The pathophysiology underlying abdominal aortic aneurysms (AAAs) remains unknown. In this study, we applied imaging mass spectrometry (IMS) to analyze the pathophysiology of the aneurysmal wall. Comparisons were performed between the tissue samples from the neck and the sac of the AAA, at a single time point, in 30 patients who underwent elective surgery of their AAAs. The localization of each lipid molecule in the aortic wall was assessed by IMS. Histopathological examination and IMS revealed a characteristic distribution of triglycerides (TGs) specifically in the aneurismal adventitia of the sac.
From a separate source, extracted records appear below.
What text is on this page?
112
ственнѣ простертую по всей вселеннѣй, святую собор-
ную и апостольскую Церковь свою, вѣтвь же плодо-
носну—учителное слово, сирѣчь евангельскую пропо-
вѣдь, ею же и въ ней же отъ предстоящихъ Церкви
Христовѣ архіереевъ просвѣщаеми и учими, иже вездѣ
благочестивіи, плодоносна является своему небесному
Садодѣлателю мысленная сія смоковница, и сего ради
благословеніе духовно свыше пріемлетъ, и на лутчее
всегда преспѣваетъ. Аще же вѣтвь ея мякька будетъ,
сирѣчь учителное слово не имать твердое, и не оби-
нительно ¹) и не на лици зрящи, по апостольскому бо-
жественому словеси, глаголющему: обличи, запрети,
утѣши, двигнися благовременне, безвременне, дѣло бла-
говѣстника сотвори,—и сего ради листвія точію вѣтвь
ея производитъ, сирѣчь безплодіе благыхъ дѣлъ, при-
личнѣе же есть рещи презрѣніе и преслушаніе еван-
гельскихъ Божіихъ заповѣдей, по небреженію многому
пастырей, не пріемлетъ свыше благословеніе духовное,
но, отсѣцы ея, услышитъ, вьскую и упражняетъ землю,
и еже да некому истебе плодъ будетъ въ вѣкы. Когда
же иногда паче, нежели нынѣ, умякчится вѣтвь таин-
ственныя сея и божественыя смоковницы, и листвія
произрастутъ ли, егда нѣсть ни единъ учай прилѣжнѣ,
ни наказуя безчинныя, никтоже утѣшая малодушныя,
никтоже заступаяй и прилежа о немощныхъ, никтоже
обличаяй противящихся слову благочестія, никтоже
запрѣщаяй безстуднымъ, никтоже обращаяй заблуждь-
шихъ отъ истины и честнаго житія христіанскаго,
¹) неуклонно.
This characteristic TG distribution was derived from an ectopic appearance of adipocytes in the adventitia. Furthermore, ectopic adipocyte accumulation in the aortic wall leads to the loss of the collagen fiber network subsequent to the wall rupture. The underlying mechanism of adipocyte accumulation involves the presence of adipose-derived stem cells (ADSCs) in the aneurismal adventitia and the expression of peroxisome proliferator-activated receptor gamma 2, a master regulator of adipocyte differentiation by some ADSCs. This study reveals new, previously overlooked aspects of AAA pathology.